Correlations between dynamical model MSLP EOF indices and precipitation by lead time (LT) and region in (a) winter and (b) summer [Colour figure can be viewed at wileyonlinelibrary.com]

Summer correlations show greater variation by lead time and between regions (Figure 5b). For some lead‐times, multiple highly correlated indices which could be a promising predictor for most regions are evident but at other lead‐times few predictors with significant correlation with precipitation are found.
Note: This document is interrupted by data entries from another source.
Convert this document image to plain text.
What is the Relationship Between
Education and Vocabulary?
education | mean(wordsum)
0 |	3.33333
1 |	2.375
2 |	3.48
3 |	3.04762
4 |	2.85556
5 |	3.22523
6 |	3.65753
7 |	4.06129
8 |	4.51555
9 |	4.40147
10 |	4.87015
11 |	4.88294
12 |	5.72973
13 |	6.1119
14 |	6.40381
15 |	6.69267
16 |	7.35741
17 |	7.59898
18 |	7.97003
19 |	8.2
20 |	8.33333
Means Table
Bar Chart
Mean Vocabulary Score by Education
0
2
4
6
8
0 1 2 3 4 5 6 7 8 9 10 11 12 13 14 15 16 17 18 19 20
For 1‐month lead‐time, EOF1 from GloSea5 (r < −0.18), MSLPGloSea5 (r < −0.23) and MSLPSEAS5 (r < −0.23) show significant negative correlations and are potential predictors for statistical models in all regions. For the 2‐month lead‐time, EOF3 from GloSea5 has the strongest negative correlation with summer precipitation over all regions (r > −0.33), while EOF3 from SEAS5 showed the strongest significant positive correlations (r > 0.22) among all signals. For the 3‐month lead‐time, again EOF3 from GloSea5 (r < −0.43) and MSLPGloSea5 and MSLPSEAS5 can be used as a potential predictor for all regions. Finally, for the 4‐month lead‐time, EOF3 from GloSea5 for all regions (r < −0.34) and MSLPGloSea5 and MSLPSEAS5 may be useful candidates for statistical models to predict summer precipitation, returning statistically significant correlations at 5% significance level.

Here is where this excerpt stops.